Tuesday, January 20, 2009

Like looking in a mirror

When we see the distant universe accelerating away, it is like looking in a mirror. What we see there is also happening here.

But this distant image is so foreign to us we don't recognize it. So to make sense of it, we have constructed a theoretical world that doesn't exist. We say that dark matter, which we cannot see, must be causing this acceleration through some dark energy, which we cannot measure.

As I have chronicled in this blog, I think I have another explanation for the accelerating expansion of space. Applying my theory, it became more clear to me today how this phenomenon is manifest in our world.

Based on the results of my experiment this month, it is appears that gravity on Earth diminishes from day to night. It dawned on me this morning that by a similar experiment, it should become apparent that the Earth is losing its gravity. And if my theory is correct, all the planets, moons, asteroids and other stable masses in our solar system are losing their gravity.

This is due to the accelerating expansion of space. As I proposed in my first articles on this subject, the Big Bang is pushing matter such as planets, stars and galaxies against the fabric of space. This matter is stretching space so thin that the matter meets less resistance and therefore accelerates.

That resistance is manifest in weight. The less resistance, the less weight or gravity.

If that is true in the distant universe, then it should be true in the local universe.

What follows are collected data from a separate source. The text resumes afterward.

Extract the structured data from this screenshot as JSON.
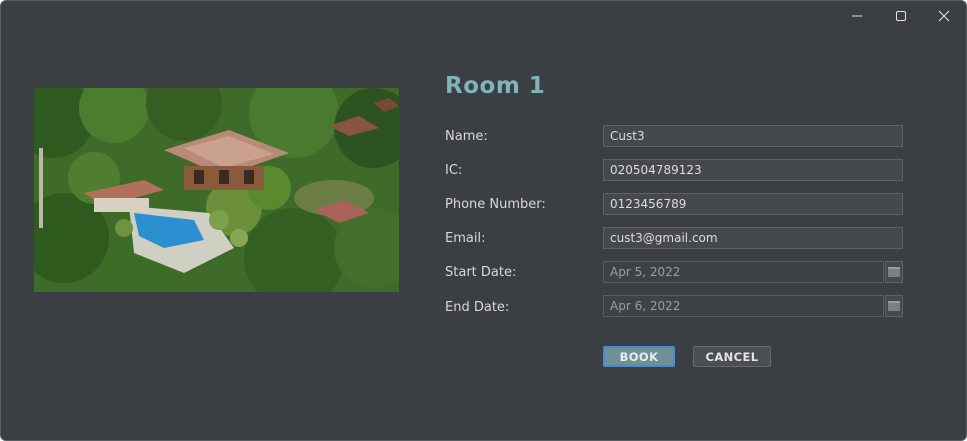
{
  "window": {
    "controls": {
      "minimize_icon": "minimize-icon",
      "maximize_icon": "maximize-icon",
      "close_icon": "close-icon"
    }
  },
  "room": {
    "title": "Room 1"
  },
  "form": {
    "name_label": "Name:",
    "name_value": "Cust3",
    "ic_label": "IC:",
    "ic_value": "020504789123",
    "phone_label": "Phone Number:",
    "phone_value": "0123456789",
    "email_label": "Email:",
    "email_value": "cust3@gmail.com",
    "start_label": "Start Date:",
    "start_value": "Apr 5, 2022",
    "end_label": "End Date:",
    "end_value": "Apr 6, 2022"
  },
  "actions": {
    "book_label": "BOOK",
    "cancel_label": "CANCEL"
  },
  "colors": {
    "window_bg": "#3b3f43",
    "title_accent": "#7fb5ba",
    "book_bg": "#6c9197",
    "focus_border": "#4d86d1"
  }
}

In other words, space is stretching such that gravity is diminishing everywhere.

Friday, January 16, 2009

Five-sixth's of the way there

My gravity experiment was a success.

According to gravimetric readings I requested from the University of Montana, gravity increased during the day and decreased each night on January 3, 4 and 5, 2009. This is precisely what I predicted by applying my gravity theory. See my blog dated Nov. 26, 2007.

One of the six readings, however, showed an opposite result. I do not have an explanation for the difference yet, but I am awaiting further information from the university. So I am 5/6's excited about the prospects for my theory.

Despite this encouraging development, I am still guarded about sharing my theory with a broader scientific audience. I suspect there will be other explanations for the results and certainly criticisms for my theory.

But I feel more confident that I have not been on a fool's errand. I think I am on the road to understanding.

Tuesday, January 13, 2009

Waiting for the bottom to drop out


As I have waited for the results of my gravity experiment, I have tried not to think about my theory because I do not want to preoccupy myself with it until I have some confirmation about its viability. 

I guess I have been bracing for the possibility that the bottom will drop out. I don't want to invest more of my mental energy if it is a flawed idea. But I couldn't help myself as I mused about another application of my theory this week.

I was thinking about the phenomenon of weightlessness that passengers experience as they descend in airplanes faster than gravity pulls them down. Astronauts train in this zero-gravity environment, and even tourists can pay to have the experience.

In my musing, it occurred to me that objects on Earth should also experience weightlessness if the planet suddenly accelerates around the Sun faster than gravity is pulling it through space. If so, then this phenomenon further illustrates my gravity theory.

According to my theory, gravity is an effect of matter moving through space.  Everything is moving with the inertia of the Big Bang but things slow down as they meet resistance. And that resistance is manifest in weight.

If my theory applies, the zero-gravity phenomenon shows that matter does not have an inherent attractive force but is an effect of matter moving through space. As extrapolated from the experience of passengers on a speedily descending plane, the accelerating planet will leave its inhabitants floating in space once the bottom drops out, so to speak. 

In other words, everything --- planets, planes and people --- are moving through space. The Big Bang is propelling us all, and we sense resistance to that motion as weight.

Until the results of my gravity experiment, however, I guess I'll just float around in my own world.